Description

Create a Python module in a file names options.py. A sample file is included in the folder for this project. You will add to this module as you progress through the final project. You will import it into various notebooks that will contain your answers to the problems below.

Part I: The European Binomial Option Pricing Model

Write a Jupyter notebook named Part-One.ipynb to solve the following problems. You should import the options.py module in the first code cell of the notebook as follows: import options as opt

Problem 1

• (a) Complete the function european_binomial_pricer in the options.py module to implement the multiperiod European binomial option pricing model. This step is to be completed before you import the module into your notebook.
• (b) Verify that it works for both call and put options with n = 1 (i.e. a single period). Compare against a hand-written solution. Assume the following:
  • Let S₀ = $100
  • Let K = $105
  • Let r = 8%
  • Let T = 1 year
  • Let δ = 0.0 (i.e. no dividends)
  • Let σ = 20%
• (c) Verify that it works for both call and put options with n = 3. Compare against a hand-written solution. Use the same parameters as above in (b).
• (d) What happens if you set n = 200? Solve for both the call and put prices. DO NOT try to solve by hand! Again, use the parameter values from (b).

Problem 2

• (a) Use the functions included in options.py to price the call and put option from Problem 1 part (b) with the Black-Scholes option pricing model. See McDonald Chapter 12 for background on the Black-Scholes option pricing model.
• (b) Use the european_binomial_pricer function with the following values: n = 20,40,60,80,…,200 (i.e. increment by 20). Compare to the Black-Scholes prices obtained above. Make a table to report the results. What can you say about the European Bimomial model relative to the Black-Scholes model? Discuss the convergence of the European Bimomial to the Black-Scholes model.

Part II: The American Binomial Option Pricing Model

Write a Jupyter notebook named PartTwo.ipynb to solve the following problems. You should import the options.py module in the first code cell of the notebook as follows: import options as opt

Problem 1

• Using the functions european_binomial_call and european_binomial_put as starting points, implement the functions american_binomial_call and american_binomial_put. These functions should solve the optimal stopping problem implicit in the American option pricing problem. Write your solutions in the options.py module. This step is to be completed before you import the module for the problems below.

Problem 2

• Set-up: Let S₀ = $100, K = $95, r = 8% (continuously compounded), σ = 30%, δ = 0, T = 1 year, and n = 3.
• (a) Verify that the binomial option price for an American call option is $18. Verify that there is never early exercise; hence a European call would have the same price. Compare your Python solution to a hand-written solution.
• (b) Show that the binomial option price for a European put option is $5. Verify that put-call parity is satisfied.
• (c) Verify that the price of an American put is $6.
• (d) Repeat each of the above for n = 200. How can you be sure there is never early exercise of the American call from part (a)? DO NOT attempt to solve this part by hand!

Problem 3

• Repeat the previous problem assuming that the stock pays a continuous dividend of 8% per year (continuously compounded).
• Calculate the prices of the American and European puts and calls.
• Which options are early-exercised? Explain your answer.
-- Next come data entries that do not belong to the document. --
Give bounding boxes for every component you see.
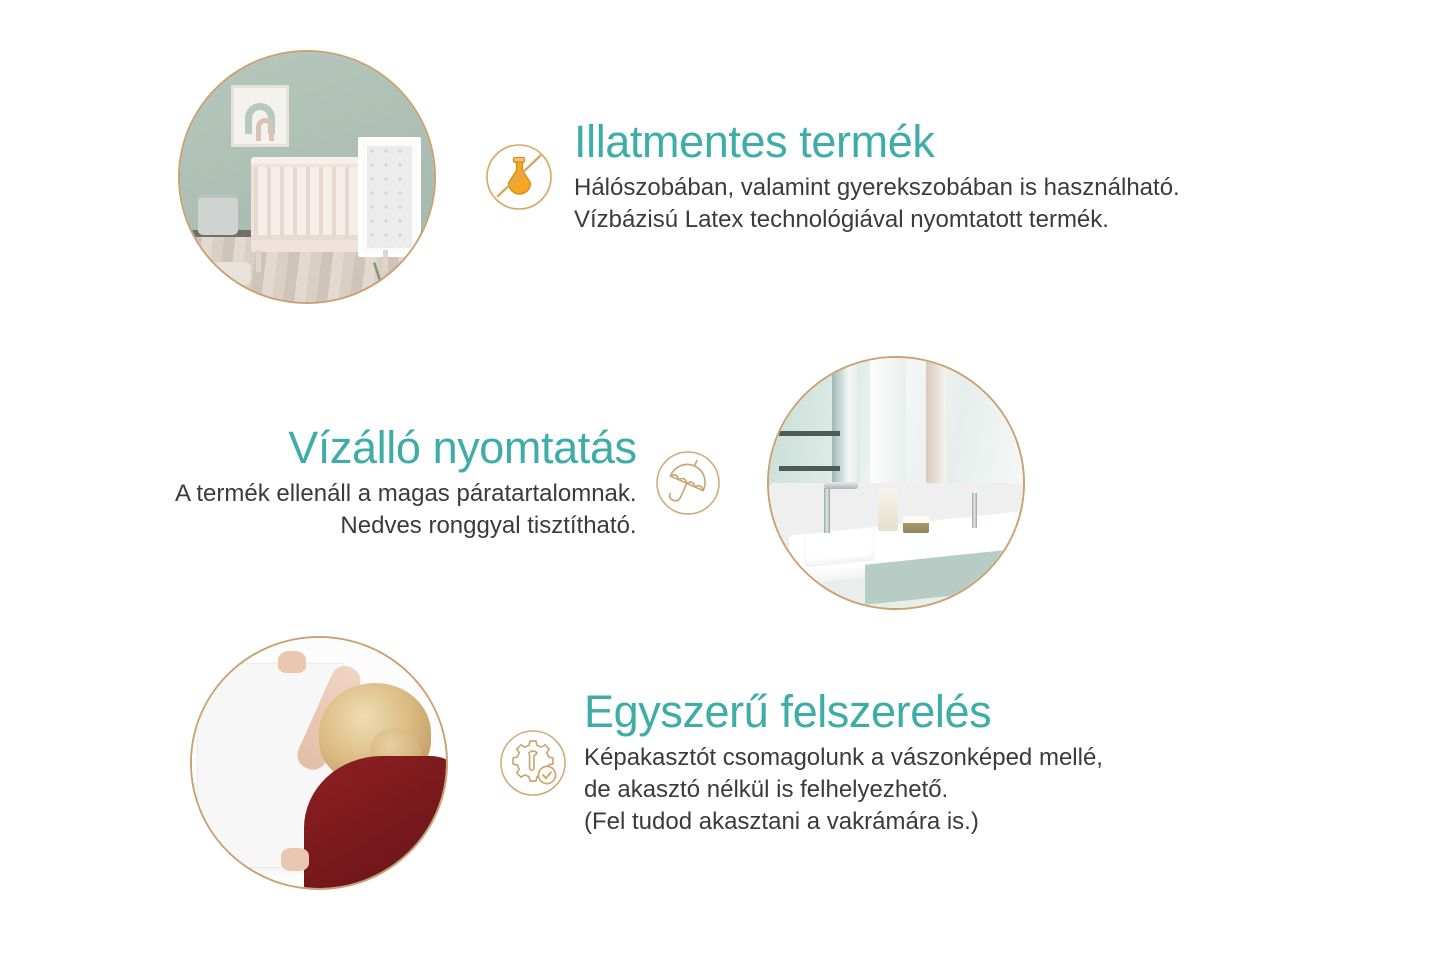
feature-description: Képakasztót csomagolunk a vászonképed me… xyxy=(584,742,1103,838)
bathroom-basin xyxy=(804,527,875,567)
lower-hand xyxy=(281,848,309,871)
crib-headboard xyxy=(358,137,422,257)
soap-bottle xyxy=(878,488,898,531)
nursery-room-photo xyxy=(180,52,434,302)
feature-block-illatmentes-termek: Illatmentes termék Hálószobában, valamin… xyxy=(180,52,1180,302)
chrome-faucet xyxy=(824,488,830,533)
gear-wrench-check-icon xyxy=(496,726,570,800)
hanging-canvas-photo xyxy=(192,638,446,888)
feature-title: Vízálló nyomtatás xyxy=(175,424,637,473)
feature-description-line: Hálószobában, valamint gyerekszobában is… xyxy=(574,172,1180,204)
bathroom-shelf-upper xyxy=(779,431,840,436)
bathroom-sink-photo-art xyxy=(769,358,1023,608)
feature-description-line: A termék ellenáll a magas páratartalomna… xyxy=(175,478,637,510)
toy-object xyxy=(198,195,239,235)
floor-rug xyxy=(195,262,251,285)
feature-block-egyszeru-felszereles: Egyszerű felszerelés Képakasztót csomago… xyxy=(192,638,1103,888)
feature-description-line: Vízbázisú Latex technológiával nyomtatot… xyxy=(574,204,1180,236)
feature-text-vizallo-nyomtatas: Vízálló nyomtatás A termék ellenáll a ma… xyxy=(175,424,637,541)
feature-description-line: de akasztó nélkül is felhelyezhető. xyxy=(584,774,1103,806)
no-fragrance-bottle-icon xyxy=(482,140,556,214)
nursery-art-frame xyxy=(231,85,289,148)
raised-hand xyxy=(278,651,306,674)
feature-description-line: (Fel tudod akasztani a vakrámára is.) xyxy=(584,806,1103,838)
tufted-panel xyxy=(367,146,413,248)
feature-description-line: Nedves ronggyal tisztítható. xyxy=(175,510,637,542)
feature-description: A termék ellenáll a magas páratartalomna… xyxy=(175,478,637,542)
feature-title: Egyszerű felszerelés xyxy=(584,688,1103,737)
rainbow-illustration xyxy=(245,103,274,134)
bathroom-shelf-lower xyxy=(779,466,840,471)
feature-text-egyszeru-felszereles: Egyszerű felszerelés Képakasztót csomago… xyxy=(584,688,1103,837)
feature-text-illatmentes-termek: Illatmentes termék Hálószobában, valamin… xyxy=(574,118,1180,235)
feature-title: Illatmentes termék xyxy=(574,118,1180,167)
crib-slats xyxy=(254,167,361,240)
feature-block-vizallo-nyomtatas: Vízálló nyomtatás A termék ellenáll a ma… xyxy=(175,358,1023,608)
chrome-faucet-secondary xyxy=(972,493,977,528)
feature-description-line: Képakasztót csomagolunk a vászonképed me… xyxy=(584,742,1103,774)
feature-description: Hálószobában, valamint gyerekszobában is… xyxy=(574,172,1180,236)
umbrella-icon xyxy=(651,446,725,520)
hanging-canvas-photo-art xyxy=(192,638,446,888)
nursery-room-photo-art xyxy=(180,52,434,302)
bathroom-sink-photo xyxy=(769,358,1023,608)
feature-highlights-page: Illatmentes termék Hálószobában, valamin… xyxy=(0,0,1445,963)
cosmetic-jar xyxy=(903,516,928,534)
crib-leg-left xyxy=(256,250,261,273)
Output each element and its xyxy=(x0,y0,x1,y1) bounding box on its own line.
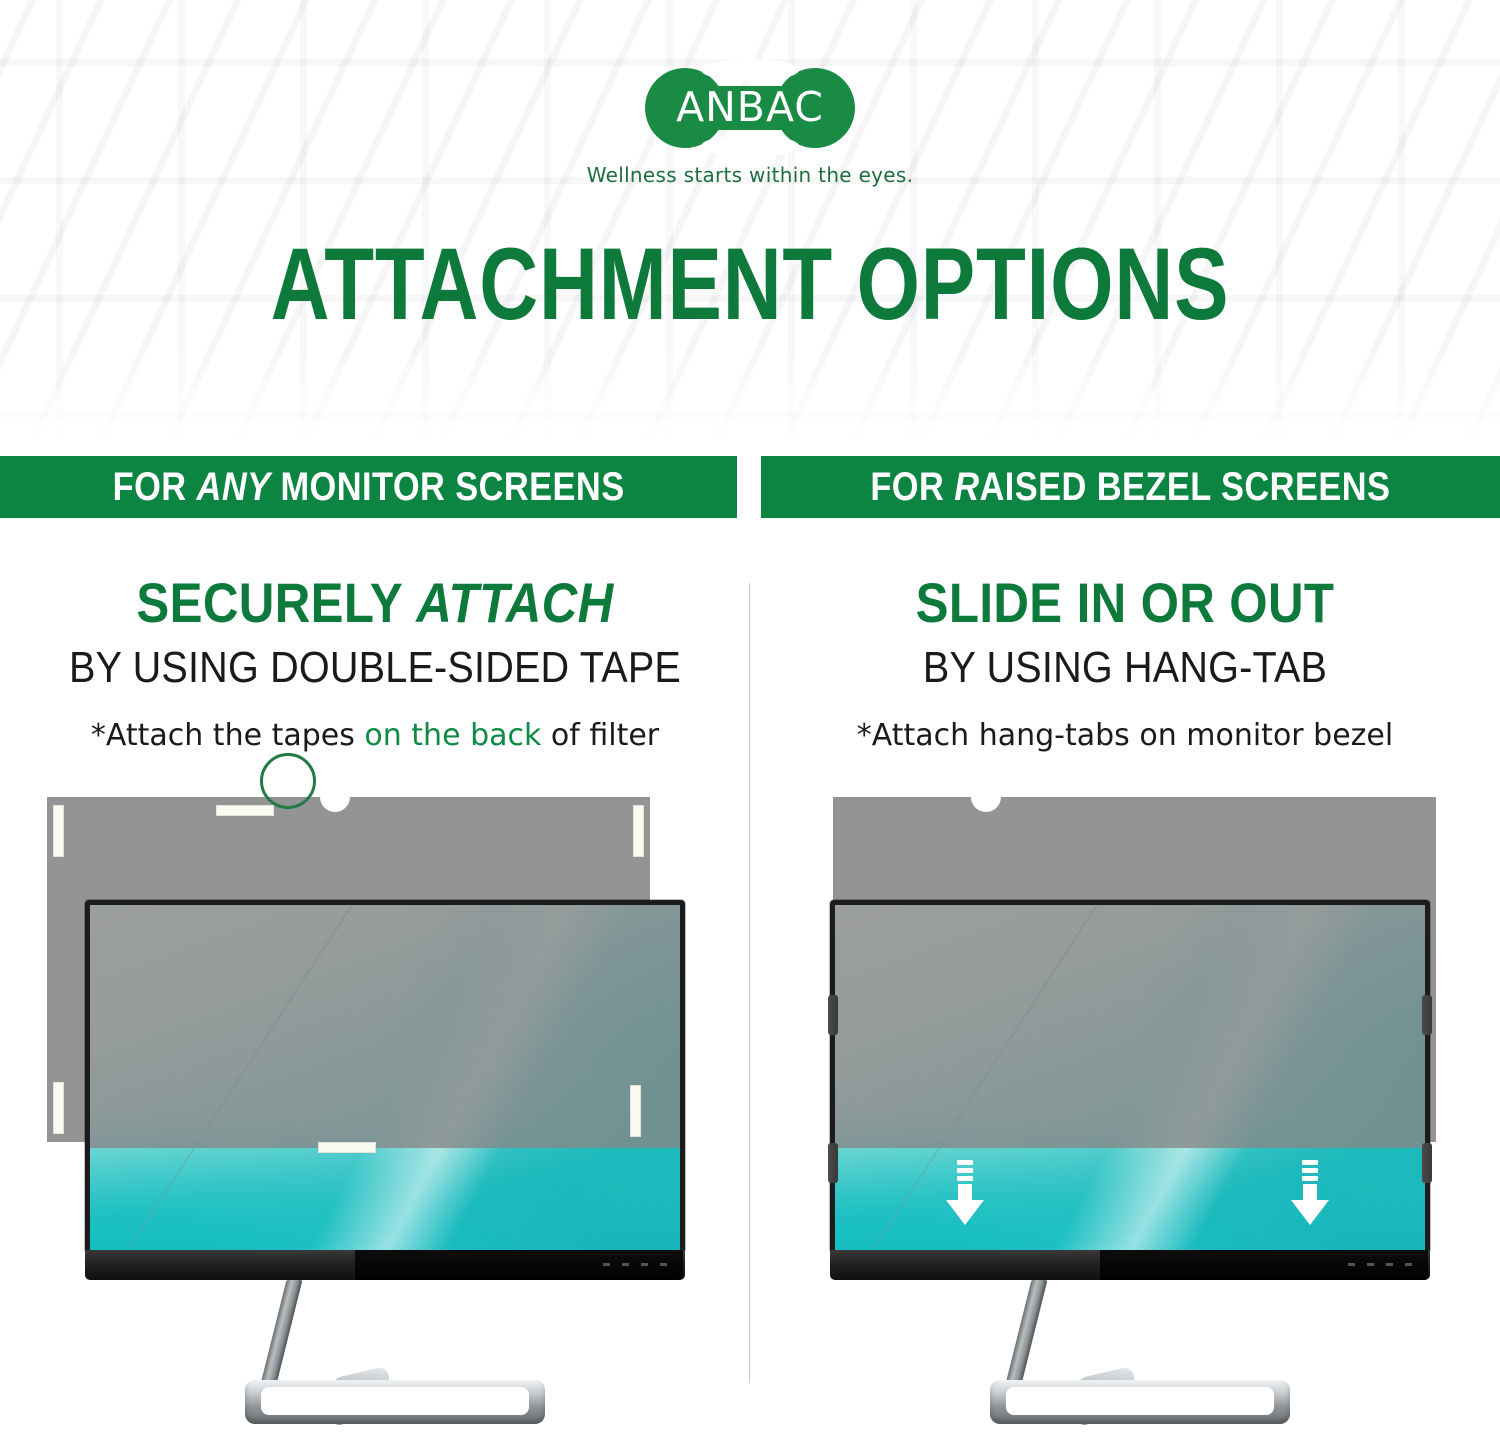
brand-logo-block: ANBAC Wellness starts within the eyes. xyxy=(0,68,1500,187)
left-subheading: BY USING DOUBLE-SIDED TAPE xyxy=(38,643,713,693)
tape-strip-top-center xyxy=(216,805,274,816)
tape-strip-top-right xyxy=(633,805,644,857)
tape-strip-screen-bottom xyxy=(318,1142,376,1153)
hang-tab-upper-left xyxy=(828,995,838,1035)
notch-highlight-ring xyxy=(260,753,316,809)
column-left: SECURELY ATTACH BY USING DOUBLE-SIDED TA… xyxy=(0,573,750,753)
hdr-left-part2: MONITOR SCREENS xyxy=(270,465,624,509)
tape-strip-bottom-left xyxy=(53,1082,64,1134)
arrow-head xyxy=(1291,1200,1329,1225)
hdr-left-part1: FOR xyxy=(113,465,197,509)
tape-strip-screen-right xyxy=(630,1085,641,1137)
monitor-stand-left xyxy=(85,1280,685,1430)
arrow-bar xyxy=(1302,1168,1318,1173)
section-header-text-left: FOR ANY MONITOR SCREENS xyxy=(113,465,625,510)
right-note-part1: *Attach hang-tabs on monitor bezel xyxy=(857,718,1393,753)
control-button[interactable] xyxy=(603,1263,610,1266)
left-heading: SECURELY ATTACH xyxy=(45,573,705,633)
control-button[interactable] xyxy=(641,1263,648,1266)
left-note: *Attach the tapes on the back of filter xyxy=(0,719,750,753)
section-header-text-right: FOR RAISED BEZEL SCREENS xyxy=(870,465,1390,510)
hdr-right-part1: FOR xyxy=(870,465,954,509)
logo-pinch-top xyxy=(701,59,799,81)
hdr-right-italic: R xyxy=(954,465,979,509)
filter-dim-overlay-right xyxy=(835,905,1425,1148)
stand-base-left xyxy=(245,1380,545,1424)
left-heading-part1: SECURELY xyxy=(136,571,416,634)
stand-neck-right xyxy=(1005,1280,1048,1388)
control-button[interactable] xyxy=(1348,1263,1355,1266)
filter-dim-overlay-left xyxy=(90,905,680,1148)
arrow-head xyxy=(946,1200,984,1225)
stand-base-inner-left xyxy=(261,1387,529,1415)
monitor-controls-left[interactable] xyxy=(603,1263,667,1266)
hdr-left-italic: ANY xyxy=(196,465,270,509)
left-heading-italic: ATTACH xyxy=(416,571,613,634)
page-title: ATTACHMENT OPTIONS xyxy=(150,233,1350,335)
webcam-notch-left xyxy=(320,796,350,812)
webcam-notch-right xyxy=(971,796,1001,812)
control-button[interactable] xyxy=(622,1263,629,1266)
monitor-bezel-right xyxy=(830,900,1430,1250)
right-heading-part1: SLIDE IN OR OUT xyxy=(916,571,1335,634)
logo-wordmark: ANBAC xyxy=(645,87,855,128)
hang-tab-lower-right xyxy=(1422,1143,1432,1183)
tape-strip-top-left xyxy=(53,805,64,857)
stand-base-right xyxy=(990,1380,1290,1424)
arrow-bar xyxy=(1302,1160,1318,1165)
control-button[interactable] xyxy=(1386,1263,1393,1266)
slide-down-arrow-right xyxy=(1290,1160,1330,1226)
slide-down-arrow-left xyxy=(945,1160,985,1226)
hdr-right-part2: AISED BEZEL SCREENS xyxy=(980,465,1391,509)
control-button[interactable] xyxy=(1405,1263,1412,1266)
control-button[interactable] xyxy=(660,1263,667,1266)
arrow-bar xyxy=(1302,1176,1318,1181)
arrow-bar xyxy=(957,1176,973,1181)
stand-neck-left xyxy=(260,1280,303,1388)
monitor-right xyxy=(830,900,1430,1430)
anbac-logo-icon: ANBAC xyxy=(645,68,855,148)
monitor-screen-right xyxy=(835,905,1425,1250)
monitor-stand-right xyxy=(830,1280,1430,1430)
section-header-bar-left: FOR ANY MONITOR SCREENS xyxy=(0,456,737,518)
hang-tab-upper-right xyxy=(1422,995,1432,1035)
monitor-controls-right[interactable] xyxy=(1348,1263,1412,1266)
monitor-left xyxy=(85,900,685,1430)
left-note-part2: of filter xyxy=(541,718,659,753)
right-heading: SLIDE IN OR OUT xyxy=(795,573,1455,633)
monitor-chin-left xyxy=(85,1250,685,1280)
right-subheading: BY USING HANG-TAB xyxy=(788,643,1463,693)
left-note-highlight: on the back xyxy=(364,718,541,753)
monitor-screen-left xyxy=(90,905,680,1250)
logo-pinch-bottom xyxy=(701,135,799,157)
left-note-part1: *Attach the tapes xyxy=(91,718,365,753)
brand-tagline: Wellness starts within the eyes. xyxy=(0,163,1500,187)
section-header-bar-right: FOR RAISED BEZEL SCREENS xyxy=(761,456,1500,518)
monitor-bezel-left xyxy=(85,900,685,1250)
stand-base-inner-right xyxy=(1006,1387,1274,1415)
arrow-bar xyxy=(957,1168,973,1173)
arrow-bar xyxy=(957,1160,973,1165)
control-button[interactable] xyxy=(1367,1263,1374,1266)
monitor-chin-right xyxy=(830,1250,1430,1280)
hang-tab-lower-left xyxy=(828,1143,838,1183)
right-note: *Attach hang-tabs on monitor bezel xyxy=(750,719,1500,753)
illustration-right xyxy=(750,775,1500,1405)
illustration-left xyxy=(0,775,750,1405)
column-right: SLIDE IN OR OUT BY USING HANG-TAB *Attac… xyxy=(750,573,1500,753)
Part III: Simulating Binomial Trees

Write a Jupyter notebook named PartThree.ipynb to solve the following problems. Make sure to import the options.py module at the top of your notebook. You should know how to do that by now, so I won’t belabor the point.

Problem 1

• Complete the function binomial_path in the options.py module that simulates a binomial path.
• This step is to be completed prior to being imported for the problem below.

Problem 2

• Set-up: Let S₀ = $100, r = 8% (continuously compounded), σ = 30%, δ = 5%, and T = 1 year.
• Set n = 252 (i.e. roughly the number of trading days per year so that each sub-period is a single day).
• Simulate a binomial path using your new function.
• Use the Matplotlib.pyplot function plot to make a plot of your simulated path. Label your axes appropriately.

Extra Credit

• Set-up: Let S₀ = $41.0, K = $40.0, T = 1 year, σ = 30% per annum, r = 8% per annum, δ = 0.
• Price both European call and put options with the Black-Scholes model and the European Binomial model with n = 200 time steps.
• Now write a function that prices the European call and put via Monte Carlo simulation.
  • The solution should use your binomial path simulation to simulate M = 10,000 simulated paths through the tree.
  • This will give you M different terminal stock prices.
  • Get the corresponding option payoffs using the payoff function.
  • Take an average of the option payoffs with the Numpy method np.mean.
  • Discount this value to time zero and compare it with the Black-Scholes and European Binomial model prices.
  • Also calculate the standard error of the simulation with np.std and divide by np.sqrt(M).
  • Repeat for M = 25,000;50,000;75,000;and;100,
  • Make a table to report the data (both discounted mean and standard errors).